Teaching Fellowship Honors K’s Williams

Think of it as a mark of teaching excellence and a sign of educational quality in which all Kalamazoo College students and faculty can take pride.

Teaching Fellowship Grant Recipient Dwight Williams cMUMMA 0041
The Woodrow Wilson National Fellowship Foundation and Course Hero have extended a 2019 Fellowship for Excellence in Teaching grant to Dwight Williams, the Roger F. and Harriet G. Varney Assistant Professor of Chemistry at K.

The Woodrow Wilson National Fellowship Foundation and Course Hero, an online learning platform for students, have extended a 2019 Fellowship for Excellence in Teaching grant to Dwight Williams, the Roger F. and Harriet G. Varney Assistant Professor of Chemistry at K.

Williams, an endowed chair at K, is one of four tenure-track professors and eight professors overall from around the country to receive the fellowship, which in his case will provide $30,000 to give students supplies, research opportunities and travel funds for professional conferences. The grant honors how Williams and K faculty like him who have found new ways to build student confidence and mastery of a subject, encourage critical thinking, and prepare students for lifelong learning.

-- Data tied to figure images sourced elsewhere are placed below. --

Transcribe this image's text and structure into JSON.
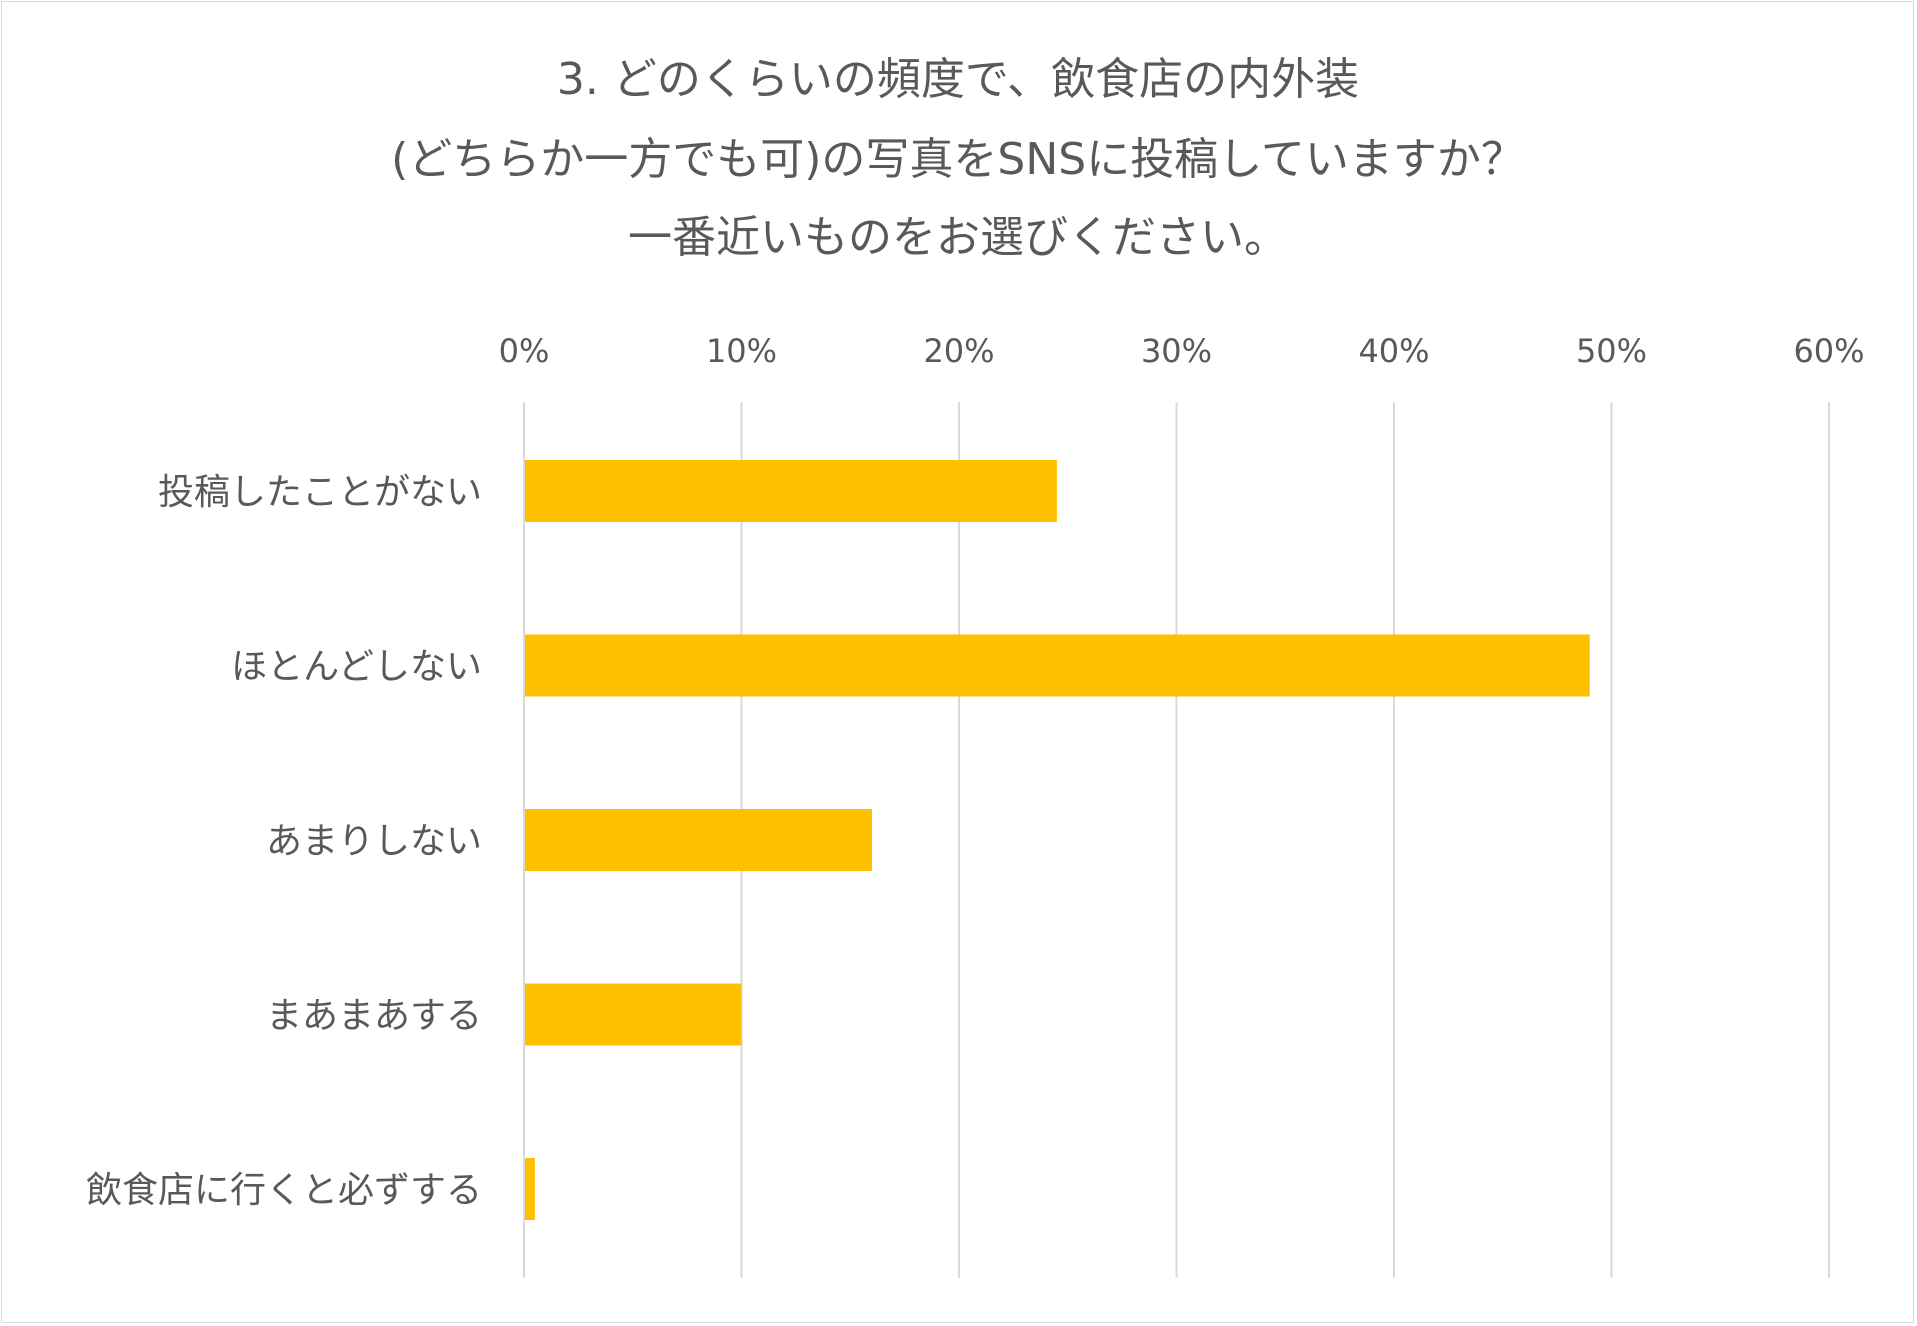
{
  "chart_data": {
    "type": "bar",
    "orientation": "horizontal",
    "title_lines": [
      "3. どのくらいの頻度で、飲食店の内外装",
      "(どちらか一方でも可)の写真をSNSに投稿していますか？",
      "一番近いものをお選びください。"
    ],
    "categories": [
      "投稿したことがない",
      "ほとんどしない",
      "あまりしない",
      "まあまあする",
      "飲食店に行くと必ずする"
    ],
    "values": [
      24.5,
      49.0,
      16.0,
      10.0,
      0.5
    ],
    "value_unit": "%",
    "xlim": [
      0,
      60
    ],
    "x_ticks": [
      0,
      10,
      20,
      30,
      40,
      50,
      60
    ],
    "x_tick_labels": [
      "0%",
      "10%",
      "20%",
      "30%",
      "40%",
      "50%",
      "60%"
    ],
    "x_axis_position": "top",
    "grid": true,
    "legend": "none",
    "bar_color": "#FFC000"
  }
}
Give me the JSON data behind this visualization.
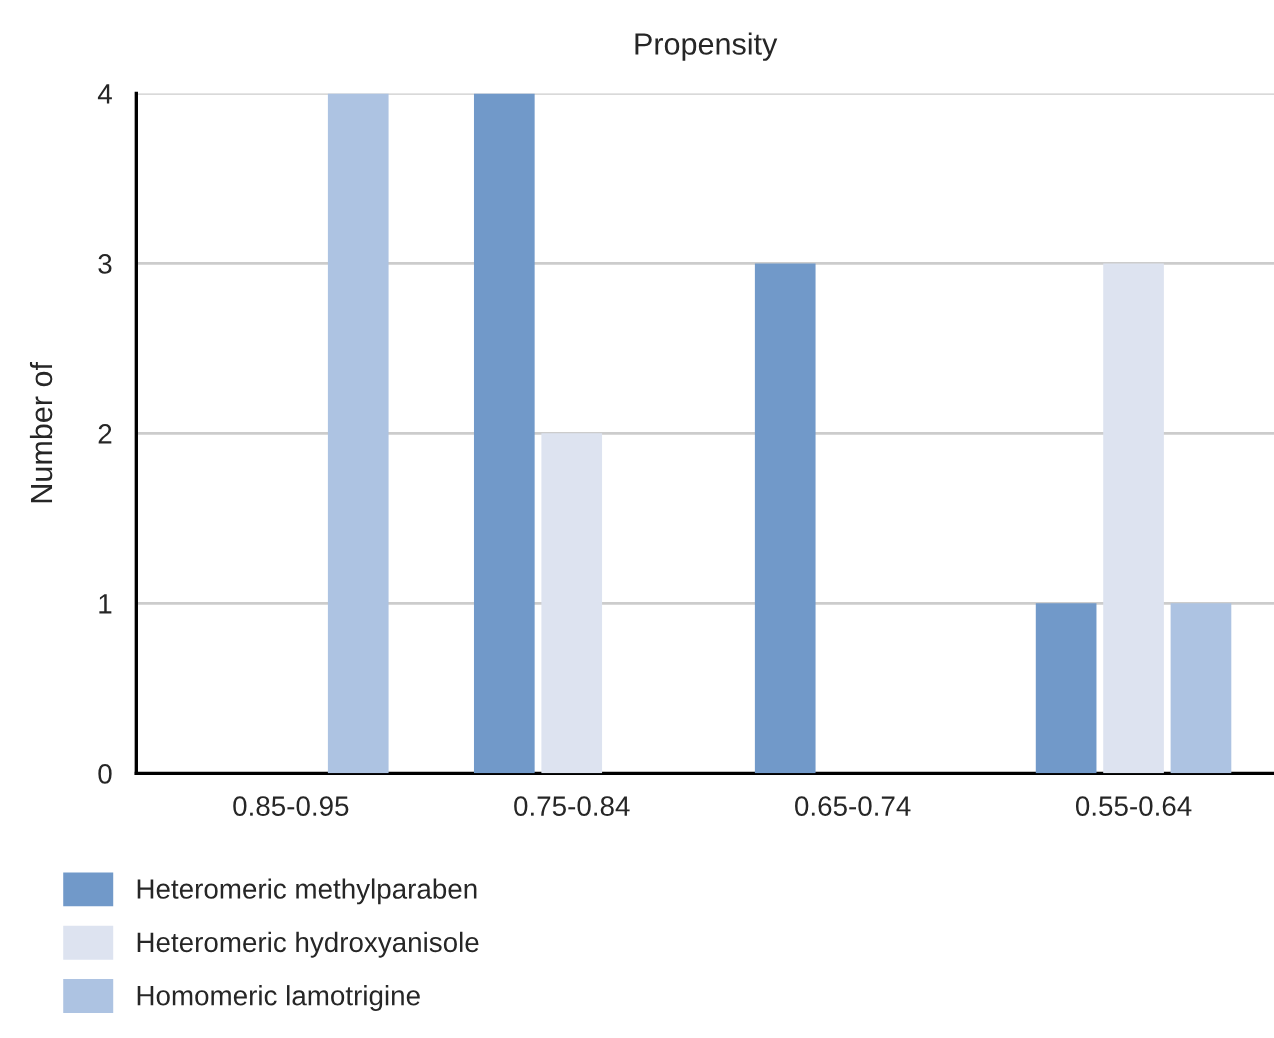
{
  "chart_data": {
    "type": "bar",
    "title": "Propensity",
    "ylabel": "Number of",
    "categories": [
      "0.85-0.95",
      "0.75-0.84",
      "0.65-0.74",
      "0.55-0.64"
    ],
    "series": [
      {
        "name": "Heteromeric methylparaben",
        "color": "#7199c9",
        "values": [
          null,
          4,
          3,
          1
        ]
      },
      {
        "name": "Heteromeric hydroxyanisole",
        "color": "#dde3f0",
        "values": [
          null,
          2,
          null,
          3
        ]
      },
      {
        "name": "Homomeric lamotrigine",
        "color": "#adc3e2",
        "values": [
          4,
          null,
          null,
          1
        ]
      }
    ],
    "ylim": [
      0,
      4
    ],
    "yticks": [
      0,
      1,
      2,
      3,
      4
    ],
    "grid": "y",
    "legend": "bottom left"
  }
}
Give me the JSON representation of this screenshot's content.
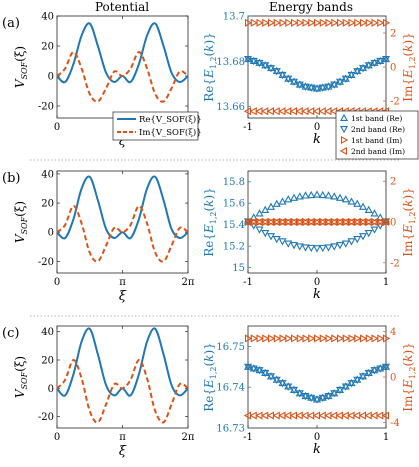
{
  "headers": {
    "left": "Potential",
    "right": "Energy bands"
  },
  "colors": {
    "re": "#1f77b4",
    "im": "#d95319",
    "axis": "#262626",
    "divider": "#9a9a9a"
  },
  "legend_left": {
    "re": "Re{V_SOF(ξ)}",
    "im": "Im{V_SOF(ξ)}"
  },
  "legend_right": [
    "1st band (Re)",
    "2nd band (Re)",
    "1st band (Im)",
    "2nd band (Im)"
  ],
  "chart_data": [
    {
      "panel": "(a)",
      "side": "potential",
      "type": "line",
      "xlabel": "ξ",
      "ylabel": "V_SOF(ξ)",
      "xlim": [
        0,
        6.2832
      ],
      "ylim": [
        -28,
        40
      ],
      "xticks": [
        "0",
        "π",
        "2π"
      ],
      "yticks": [
        -20,
        0,
        20,
        40
      ],
      "series": [
        {
          "name": "Re{V_SOF(ξ)}",
          "x": [
            0,
            0.39,
            0.79,
            1.18,
            1.57,
            1.96,
            2.36,
            2.75,
            3.14,
            3.53,
            3.93,
            4.32,
            4.71,
            5.11,
            5.5,
            5.89,
            6.28
          ],
          "values": [
            0,
            -4,
            8,
            27,
            35,
            20,
            2,
            -4,
            0,
            -4,
            8,
            27,
            35,
            20,
            2,
            -4,
            0
          ]
        },
        {
          "name": "Im{V_SOF(ξ)}",
          "x": [
            0,
            0.39,
            0.79,
            1.18,
            1.57,
            1.96,
            2.36,
            2.75,
            3.14,
            3.53,
            3.93,
            4.32,
            4.71,
            5.11,
            5.5,
            5.89,
            6.28
          ],
          "values": [
            0,
            5,
            16,
            5,
            -12,
            -17,
            -8,
            3,
            0,
            5,
            16,
            5,
            -12,
            -17,
            -8,
            3,
            0
          ]
        }
      ]
    },
    {
      "panel": "(a)",
      "side": "bands",
      "type": "scatter",
      "xlabel": "k",
      "ylabel_left": "Re{E_1,2(k)}",
      "ylabel_right": "Im{E_1,2(k)}",
      "xlim": [
        -1,
        1
      ],
      "ylim_left": [
        13.655,
        13.7
      ],
      "ylim_right": [
        -3,
        3
      ],
      "xticks": [
        -1,
        0,
        1
      ],
      "yticks_left": [
        13.66,
        13.68,
        13.7
      ],
      "yticks_right": [
        -2,
        0,
        2
      ],
      "series": [
        {
          "name": "1st band (Re)",
          "axis": "left",
          "k": [
            -1,
            -0.8,
            -0.6,
            -0.4,
            -0.2,
            0,
            0.2,
            0.4,
            0.6,
            0.8,
            1
          ],
          "values": [
            13.681,
            13.679,
            13.676,
            13.672,
            13.669,
            13.668,
            13.669,
            13.672,
            13.676,
            13.679,
            13.681
          ]
        },
        {
          "name": "2nd band (Re)",
          "axis": "left",
          "k": [
            -1,
            -0.8,
            -0.6,
            -0.4,
            -0.2,
            0,
            0.2,
            0.4,
            0.6,
            0.8,
            1
          ],
          "values": [
            13.681,
            13.679,
            13.676,
            13.672,
            13.669,
            13.668,
            13.669,
            13.672,
            13.676,
            13.679,
            13.681
          ]
        },
        {
          "name": "1st band (Im)",
          "axis": "right",
          "k": [
            -1,
            -0.8,
            -0.6,
            -0.4,
            -0.2,
            0,
            0.2,
            0.4,
            0.6,
            0.8,
            1
          ],
          "values": [
            2.6,
            2.6,
            2.6,
            2.6,
            2.6,
            2.6,
            2.6,
            2.6,
            2.6,
            2.6,
            2.6
          ]
        },
        {
          "name": "2nd band (Im)",
          "axis": "right",
          "k": [
            -1,
            -0.8,
            -0.6,
            -0.4,
            -0.2,
            0,
            0.2,
            0.4,
            0.6,
            0.8,
            1
          ],
          "values": [
            -2.6,
            -2.6,
            -2.6,
            -2.6,
            -2.6,
            -2.6,
            -2.6,
            -2.6,
            -2.6,
            -2.6,
            -2.6
          ]
        }
      ]
    },
    {
      "panel": "(b)",
      "side": "potential",
      "type": "line",
      "xlabel": "ξ",
      "ylabel": "V_SOF(ξ)",
      "xlim": [
        0,
        6.2832
      ],
      "ylim": [
        -28,
        42
      ],
      "xticks": [
        "0",
        "π",
        "2π"
      ],
      "yticks": [
        -20,
        0,
        20,
        40
      ],
      "series": [
        {
          "name": "Re{V_SOF(ξ)}",
          "x": [
            0,
            0.39,
            0.79,
            1.18,
            1.57,
            1.96,
            2.36,
            2.75,
            3.14,
            3.53,
            3.93,
            4.32,
            4.71,
            5.11,
            5.5,
            5.89,
            6.28
          ],
          "values": [
            0,
            -4,
            9,
            30,
            38,
            22,
            2,
            -4,
            0,
            -4,
            9,
            30,
            38,
            22,
            2,
            -4,
            0
          ]
        },
        {
          "name": "Im{V_SOF(ξ)}",
          "x": [
            0,
            0.39,
            0.79,
            1.18,
            1.57,
            1.96,
            2.36,
            2.75,
            3.14,
            3.53,
            3.93,
            4.32,
            4.71,
            5.11,
            5.5,
            5.89,
            6.28
          ],
          "values": [
            0,
            5,
            18,
            6,
            -14,
            -20,
            -9,
            3,
            0,
            5,
            18,
            6,
            -14,
            -20,
            -9,
            3,
            0
          ]
        }
      ]
    },
    {
      "panel": "(b)",
      "side": "bands",
      "type": "scatter",
      "xlabel": "k",
      "ylabel_left": "Re{E_1,2(k)}",
      "ylabel_right": "Im{E_1,2(k)}",
      "xlim": [
        -1,
        1
      ],
      "ylim_left": [
        14.95,
        15.9
      ],
      "ylim_right": [
        -2.5,
        2.5
      ],
      "xticks": [
        -1,
        0,
        1
      ],
      "yticks_left": [
        15,
        15.2,
        15.4,
        15.6,
        15.8
      ],
      "yticks_right": [
        -2,
        0,
        2
      ],
      "series": [
        {
          "name": "1st band (Re)",
          "axis": "left",
          "k": [
            -1,
            -0.8,
            -0.6,
            -0.4,
            -0.2,
            0,
            0.2,
            0.4,
            0.6,
            0.8,
            1
          ],
          "values": [
            15.43,
            15.52,
            15.59,
            15.64,
            15.67,
            15.68,
            15.67,
            15.64,
            15.59,
            15.52,
            15.43
          ]
        },
        {
          "name": "2nd band (Re)",
          "axis": "left",
          "k": [
            -1,
            -0.8,
            -0.6,
            -0.4,
            -0.2,
            0,
            0.2,
            0.4,
            0.6,
            0.8,
            1
          ],
          "values": [
            15.43,
            15.34,
            15.27,
            15.22,
            15.19,
            15.18,
            15.19,
            15.22,
            15.27,
            15.34,
            15.43
          ]
        },
        {
          "name": "1st band (Im)",
          "axis": "right",
          "k": [
            -1,
            -0.8,
            -0.6,
            -0.4,
            -0.2,
            0,
            0.2,
            0.4,
            0.6,
            0.8,
            1
          ],
          "values": [
            0,
            0,
            0,
            0,
            0,
            0,
            0,
            0,
            0,
            0,
            0
          ]
        },
        {
          "name": "2nd band (Im)",
          "axis": "right",
          "k": [
            -1,
            -0.8,
            -0.6,
            -0.4,
            -0.2,
            0,
            0.2,
            0.4,
            0.6,
            0.8,
            1
          ],
          "values": [
            0,
            0,
            0,
            0,
            0,
            0,
            0,
            0,
            0,
            0,
            0
          ]
        }
      ]
    },
    {
      "panel": "(c)",
      "side": "potential",
      "type": "line",
      "xlabel": "ξ",
      "ylabel": "V_SOF(ξ)",
      "xlim": [
        0,
        6.2832
      ],
      "ylim": [
        -28,
        44
      ],
      "xticks": [
        "0",
        "π",
        "2π"
      ],
      "yticks": [
        -20,
        0,
        20,
        40
      ],
      "series": [
        {
          "name": "Re{V_SOF(ξ)}",
          "x": [
            0,
            0.39,
            0.79,
            1.18,
            1.57,
            1.96,
            2.36,
            2.75,
            3.14,
            3.53,
            3.93,
            4.32,
            4.71,
            5.11,
            5.5,
            5.89,
            6.28
          ],
          "values": [
            0,
            -5,
            10,
            33,
            42,
            24,
            2,
            -5,
            0,
            -5,
            10,
            33,
            42,
            24,
            2,
            -5,
            0
          ]
        },
        {
          "name": "Im{V_SOF(ξ)}",
          "x": [
            0,
            0.39,
            0.79,
            1.18,
            1.57,
            1.96,
            2.36,
            2.75,
            3.14,
            3.53,
            3.93,
            4.32,
            4.71,
            5.11,
            5.5,
            5.89,
            6.28
          ],
          "values": [
            0,
            6,
            20,
            7,
            -16,
            -24,
            -11,
            3,
            0,
            6,
            20,
            7,
            -16,
            -24,
            -11,
            3,
            0
          ]
        }
      ]
    },
    {
      "panel": "(c)",
      "side": "bands",
      "type": "scatter",
      "xlabel": "k",
      "ylabel_left": "Re{E_1,2(k)}",
      "ylabel_right": "Im{E_1,2(k)}",
      "xlim": [
        -1,
        1
      ],
      "ylim_left": [
        16.73,
        16.755
      ],
      "ylim_right": [
        -4.5,
        4.5
      ],
      "xticks": [
        -1,
        0,
        1
      ],
      "yticks_left": [
        16.73,
        16.74,
        16.75
      ],
      "yticks_right": [
        -4,
        0,
        4
      ],
      "series": [
        {
          "name": "1st band (Re)",
          "axis": "left",
          "k": [
            -1,
            -0.8,
            -0.6,
            -0.4,
            -0.2,
            0,
            0.2,
            0.4,
            0.6,
            0.8,
            1
          ],
          "values": [
            16.745,
            16.744,
            16.742,
            16.74,
            16.738,
            16.737,
            16.738,
            16.74,
            16.742,
            16.744,
            16.745
          ]
        },
        {
          "name": "2nd band (Re)",
          "axis": "left",
          "k": [
            -1,
            -0.8,
            -0.6,
            -0.4,
            -0.2,
            0,
            0.2,
            0.4,
            0.6,
            0.8,
            1
          ],
          "values": [
            16.745,
            16.744,
            16.742,
            16.74,
            16.738,
            16.737,
            16.738,
            16.74,
            16.742,
            16.744,
            16.745
          ]
        },
        {
          "name": "1st band (Im)",
          "axis": "right",
          "k": [
            -1,
            -0.8,
            -0.6,
            -0.4,
            -0.2,
            0,
            0.2,
            0.4,
            0.6,
            0.8,
            1
          ],
          "values": [
            3.4,
            3.4,
            3.4,
            3.4,
            3.4,
            3.4,
            3.4,
            3.4,
            3.4,
            3.4,
            3.4
          ]
        },
        {
          "name": "2nd band (Im)",
          "axis": "right",
          "k": [
            -1,
            -0.8,
            -0.6,
            -0.4,
            -0.2,
            0,
            0.2,
            0.4,
            0.6,
            0.8,
            1
          ],
          "values": [
            -3.4,
            -3.4,
            -3.4,
            -3.4,
            -3.4,
            -3.4,
            -3.4,
            -3.4,
            -3.4,
            -3.4,
            -3.4
          ]
        }
      ]
    }
  ]
}
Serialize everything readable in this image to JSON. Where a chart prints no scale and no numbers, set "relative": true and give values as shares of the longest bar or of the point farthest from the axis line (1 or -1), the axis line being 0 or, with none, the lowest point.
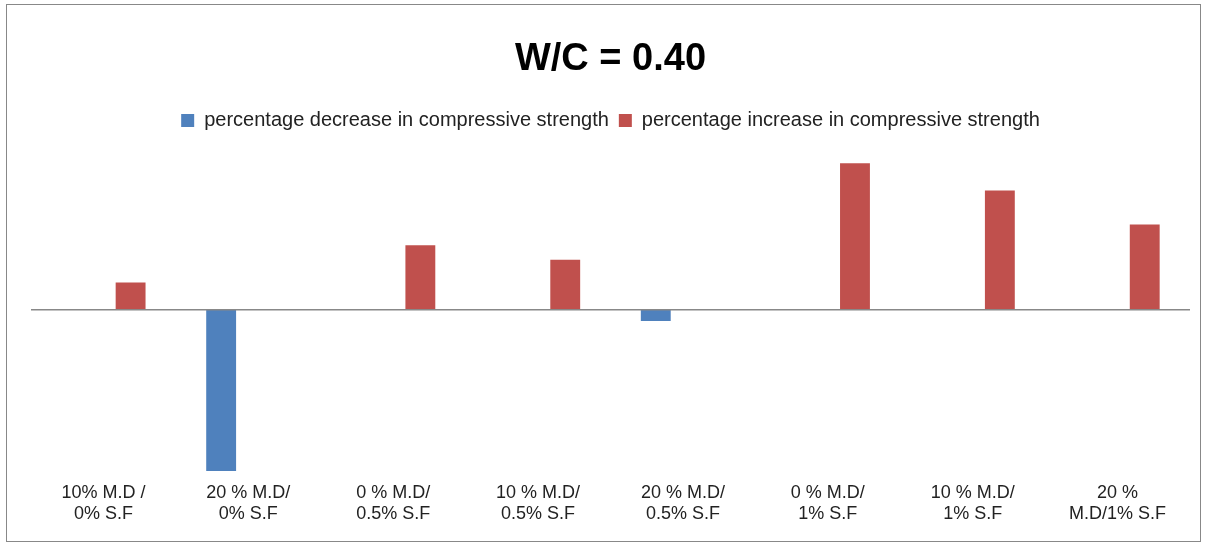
{
  "chart_data": {
    "type": "bar",
    "title": "W/C = 0.40",
    "relative": true,
    "legend": "top",
    "grid": false,
    "categories": [
      "10% M.D / 0% S.F",
      "20 % M.D/ 0% S.F",
      "0 % M.D/ 0.5% S.F",
      "10 % M.D/ 0.5% S.F",
      "20 % M.D/ 0.5% S.F",
      "0 % M.D/ 1% S.F",
      "10 % M.D/ 1% S.F",
      "20 % M.D/1% S.F"
    ],
    "series": [
      {
        "name": "percentage decrease in compressive strength",
        "color": "#4f81bd",
        "values": [
          null,
          -1,
          null,
          null,
          -0.07,
          null,
          null,
          null
        ]
      },
      {
        "name": "percentage increase in compressive strength",
        "color": "#c0504d",
        "values": [
          0.17,
          null,
          0.4,
          0.31,
          null,
          0.91,
          0.74,
          0.53
        ]
      }
    ]
  }
}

Williams submitted a statement on his teaching philosophy and research inside and outside the Chemistry Department at K when applying for the grant. In the teaching statement, he addressed his adoption of mastery-based learning at K, which indicates a shift away from traditional exams and labs, and a move towards activities that provide students with various avenues for learning and understanding their course material. This new approach gives students multiple opportunities to learn from the things that went wrong, while also learning what works.

“We’ve turned the teaching labs from traditional, step-by-step experiments with predetermined outcomes into mini research projects with unknown outcomes,” Williams said. “From this, students see that science doesn’t always work how you expect it to. We hope this helps students retain information for the long term and transfer this knowledge across disciplines.

“I think learning from your mistakes is a critical part of the educational process and one that is sometimes overlooked. This approach allows us to better take advantage of this step in the learning process.”

Williams added he hopes students and prospective students will see the honor as external validation of the learning that takes place at K and the strides faculty will take to engage students in their education.

“This should help students see what faculty do to engage them in learning no matter the subject, and we, the faculty, think really hard about learning, because we are also lifelong learners,” Williams said. “We hope this will help prospective students see how much we care about helping students learn through evidence-based pedagogies.”